Make you fat and give you type 2 diabetes.
Clearly it’s not that cut and dried, but Dudley Lamming, an assistant professor at the university who was a co-principal investigator, told Paddock “we’ve identified an unanticipated role for dietary BCAAs in the regulation of energy balance.” The research found that if you eliminate BCAAs from your diet and eat as much high-fat and high-sugar food as you want, you record a “dramatic improvement in metabolic health” through improvement in energy usage, glucose metabolism, and body-weight composition.
If you’re a pre-diabetic, obese mouse in a laboratory environment, that is.
Now I realize it’s necessary to use animals instead of humans for much food-based research, and that mice are especially well-suited for the task because of the genetic similarities they share with humans. I have no problem with that.
My problem is that I have trouble moving past the fact that something I believe is essential to quick recovery after tough workouts has any sort of a negative impact nutritionally — even on a pre-diabetic, obese mouse in a laboratory environment.
So I keep reading or researching until I have a better handle on the matter. When you find a study flying in the face of one of your successful practices or long-held beliefs, I suggest you do so, too.
For example, even the researchers of this study admit that prior research on BCAAs and insulin resistance — a harbinger of type 2 diabetes — does not align with theirs. In fact, they even acknowledge that their results may not translate to humans because of “species differences.”

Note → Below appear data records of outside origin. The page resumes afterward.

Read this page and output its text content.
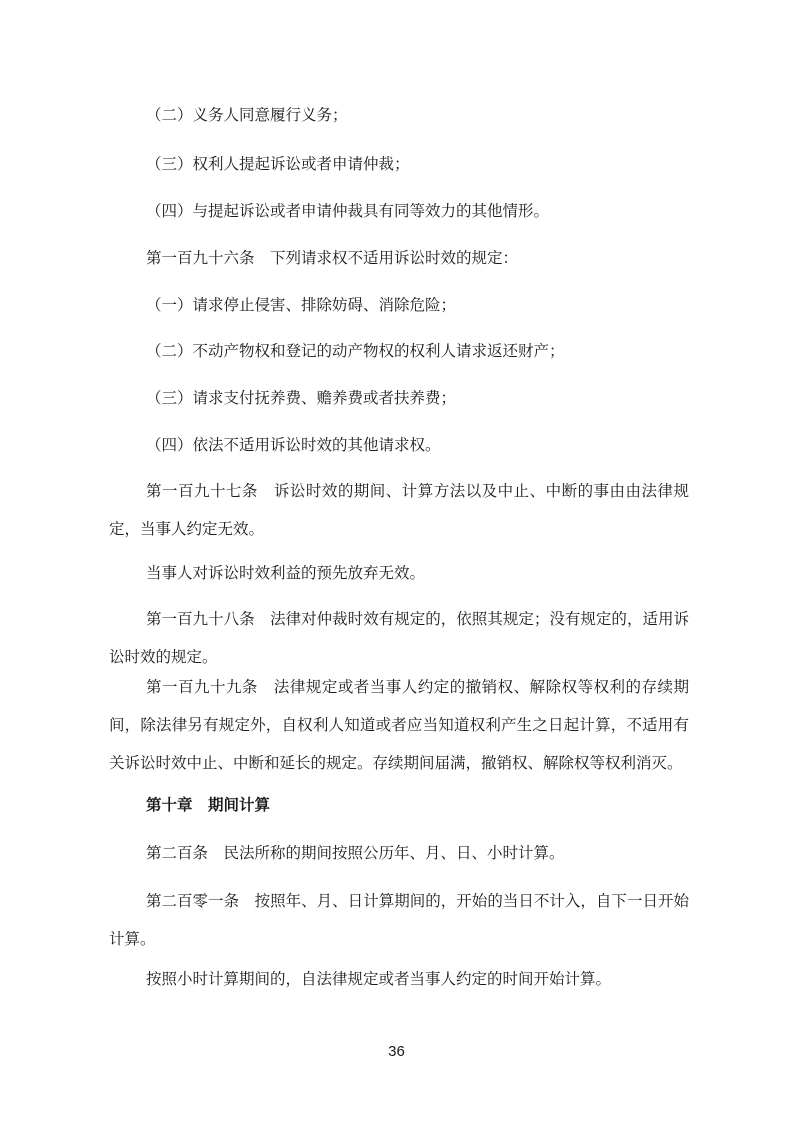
（二）义务人同意履行义务；

（三）权利人提起诉讼或者申请仲裁；

（四）与提起诉讼或者申请仲裁具有同等效力的其他情形。

第一百九十六条　下列请求权不适用诉讼时效的规定：

（一）请求停止侵害、排除妨碍、消除危险；

（二）不动产物权和登记的动产物权的权利人请求返还财产；

（三）请求支付抚养费、赡养费或者扶养费；

（四）依法不适用诉讼时效的其他请求权。

第一百九十七条　诉讼时效的期间、计算方法以及中止、中断的事由由法律规定，当事人约定无效。

当事人对诉讼时效利益的预先放弃无效。

第一百九十八条　法律对仲裁时效有规定的，依照其规定；没有规定的，适用诉讼时效的规定。

第一百九十九条　法律规定或者当事人约定的撤销权、解除权等权利的存续期间，除法律另有规定外，自权利人知道或者应当知道权利产生之日起计算，不适用有关诉讼时效中止、中断和延长的规定。存续期间届满，撤销权、解除权等权利消灭。

第十章　期间计算

第二百条　民法所称的期间按照公历年、月、日、小时计算。

第二百零一条　按照年、月、日计算期间的，开始的当日不计入，自下一日开始计算。

按照小时计算期间的，自法律规定或者当事人约定的时间开始计算。

36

So what are you to do in a situation like this? What Ronald Wilson Reagan, the 40th President of the United States, suggested we do during our rather rocky dealings over the reduction of nuclear weapons with the U.S.S.R.: “Trust, but verify.”
Reagan’s slogan is another way of saying what I’ve written many times before. That for you to achieve optimal health and fitness, you need to be both the researcher and the subject. The way you respond to the foods you eat and the workouts you do contains a variable not found in the scientific research performed at universities and published in journals.
You.
Which is why when the goal is optimal health and fitness, you need to be willing to consistently experiment on yourself.
And if you aren’t willing to do so ... then you need to keep really close tabs on this column.